Benzer bir durum da dün Köln Frechen’de gerçekleşmiştir. Burada kiracı olarak salon işleten bir esnaf, Türkiye’den bir bakanın katılımıyla yapılması planlanan toplantı sebebiyle 20 tane polisi karşısında bulmuş, daha sonra da kira sözleşmesini tek taraflı olarak feshetmeye zorlanmıştır.

Tüm bunlar yaşanırken, Türkiye’den muhalefet partileri basın ve Alman politikacılar eşliğinde, hiçbir yasaklama, baskı ve kamuoyu eleştirisine maruz kalmadan, Türkiye anayasasında değişiklik öngören referanduma yönelik ‘Hayır’ propagandası yapabilmektedir.

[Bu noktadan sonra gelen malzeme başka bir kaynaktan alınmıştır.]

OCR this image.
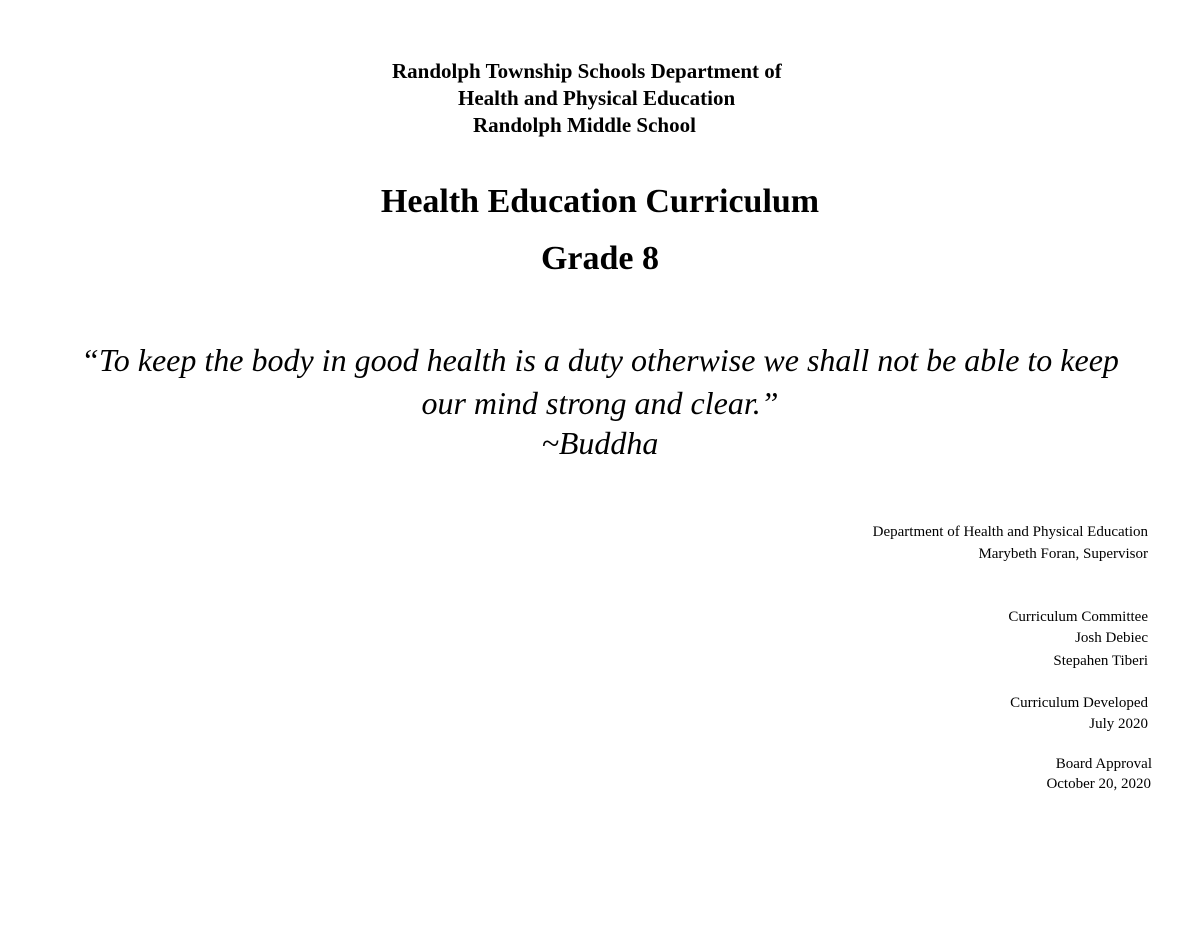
Randolph Township Schools Department of
Health and Physical Education
Randolph Middle School
Health Education Curriculum
Grade 8
“To keep the body in good health is a duty otherwise we shall not be able to keep
our mind strong and clear.”
~Buddha
Department of Health and Physical Education
Marybeth Foran, Supervisor
Curriculum Committee
Josh Debiec
Stepahen Tiberi
Curriculum Developed
July 2020
Board Approval
October 20, 2020
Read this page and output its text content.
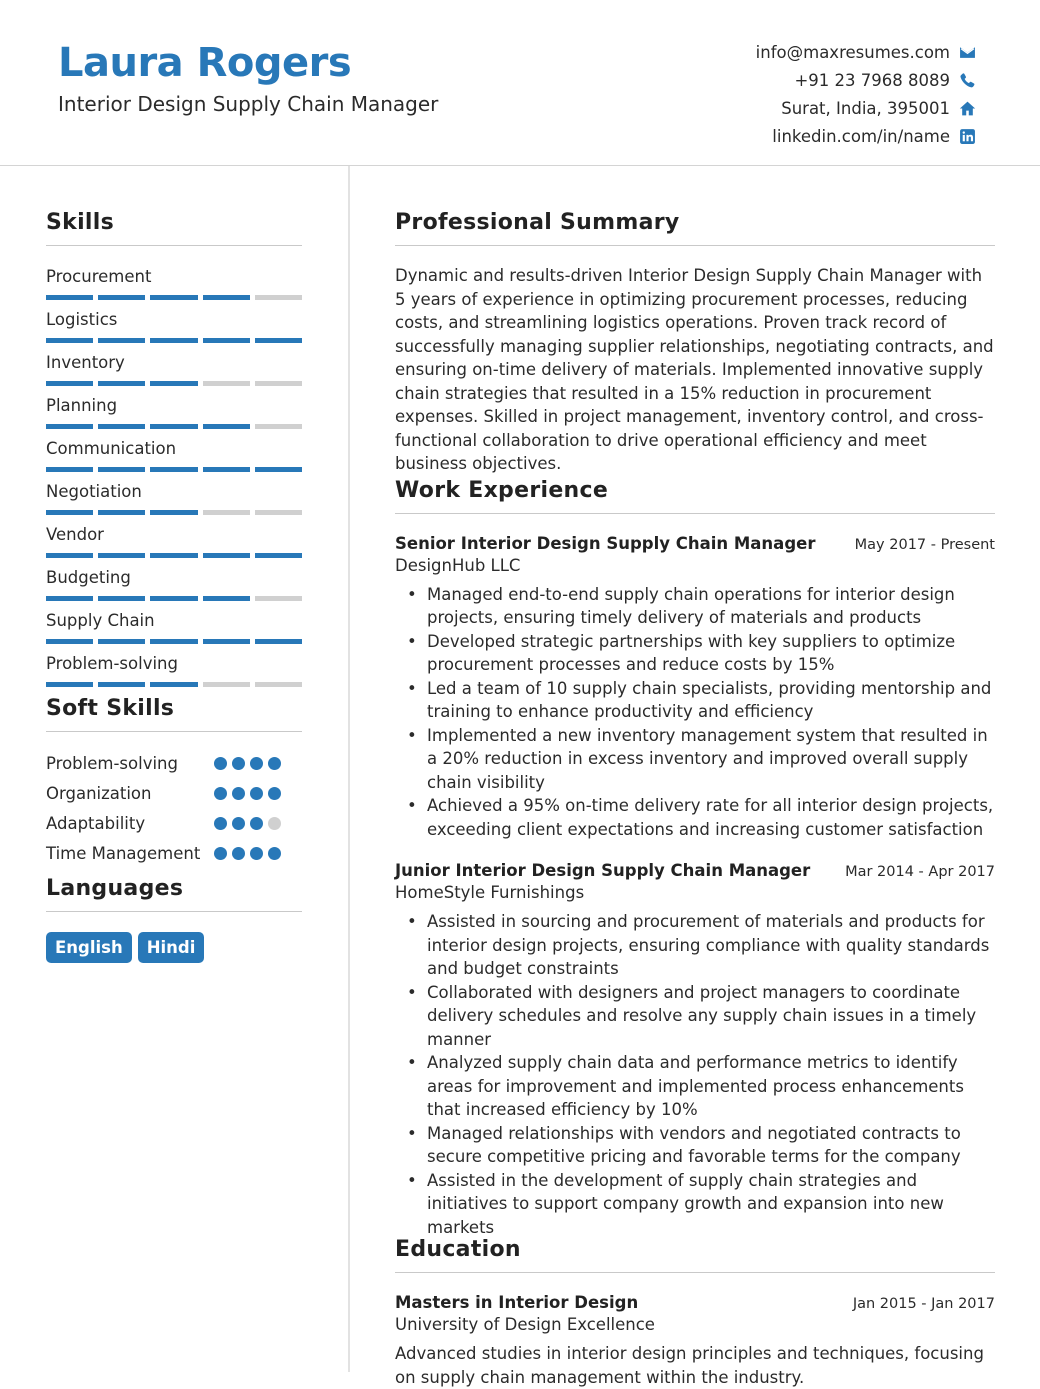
Laura Rogers
Interior Design Supply Chain Manager
info@maxresumes.com
+91 23 7968 8089
Surat, India, 395001
linkedin.com/in/name
Skills
Procurement
Logistics
Inventory
Planning
Communication
Negotiation
Vendor
Budgeting
Supply Chain
Problem-solving
Soft Skills
Problem-solving
Organization
Adaptability
Time Management
Languages
English	Hindi
Professional Summary
Dynamic and results-driven Interior Design Supply Chain Manager with 5 years of experience in optimizing procurement processes, reducing costs, and streamlining logistics operations. Proven track record of successfully managing supplier relationships, negotiating contracts, and ensuring on-time delivery of materials. Implemented innovative supply chain strategies that resulted in a 15% reduction in procurement expenses. Skilled in project management, inventory control, and cross-functional collaboration to drive operational efficiency and meet business objectives.
Work Experience
Senior Interior Design Supply Chain Manager	May 2017 - Present
DesignHub LLC
• Managed end-to-end supply chain operations for interior design projects, ensuring timely delivery of materials and products
• Developed strategic partnerships with key suppliers to optimize procurement processes and reduce costs by 15%
• Led a team of 10 supply chain specialists, providing mentorship and training to enhance productivity and efficiency
• Implemented a new inventory management system that resulted in a 20% reduction in excess inventory and improved overall supply chain visibility
• Achieved a 95% on-time delivery rate for all interior design projects, exceeding client expectations and increasing customer satisfaction
Junior Interior Design Supply Chain Manager Mar 2014 - Apr 2017
HomeStyle Furnishings
• Assisted in sourcing and procurement of materials and products for interior design projects, ensuring compliance with quality standards and budget constraints
• Collaborated with designers and project managers to coordinate delivery schedules and resolve any supply chain issues in a timely manner
• Analyzed supply chain data and performance metrics to identify areas for improvement and implemented process enhancements that increased efficiency by 10%
• Managed relationships with vendors and negotiated contracts to secure competitive pricing and favorable terms for the company
• Assisted in the development of supply chain strategies and initiatives to support company growth and expansion into new markets
Education
Masters in Interior Design	Jan 2015 - Jan 2017
University of Design Excellence
Advanced studies in interior design principles and techniques, focusing on supply chain management within the industry.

Almanya bu tutumuyla Türkiye içi seçim yarışına aktif bir şekilde müdahil olmakta ve taraf gibi davranmaktadır. Bu Türkiye iç siyasetine daha önce eşi benzeri görülmemiş bir müdahale anlamına gelmektedir.

Alman siyaseti bu tutumuyla kendi demokratik değerleri ile çelişmekte ve anlaşılan o ki Türk vatandaşlarının anayasa referandumu ile alakalı olarak kendi kendilerine karar verecek yetkinlikte olmadıklarını düşünmektedir.

Sonuç olarak kasıtlı engellemeler ve saçma argümanlara dayandırılmış bu yasaklamalar zaten gergin olan Türk-Alman ilişkilerini, iki ülkenin de birbirinden uzaklaşamayacağı gerçeği ortadayken gereksiz yere germektedir. Ama aynı zamanda bu engellemeler bizim daha çok birlik ve beraberlik göstermemize vesile olmakta, bütün ithamlara ve etkileme teşebbüslerine rağmen seçmenlerin kendi pozisyonlarını belirlemesine yardımcı olmaktadır.”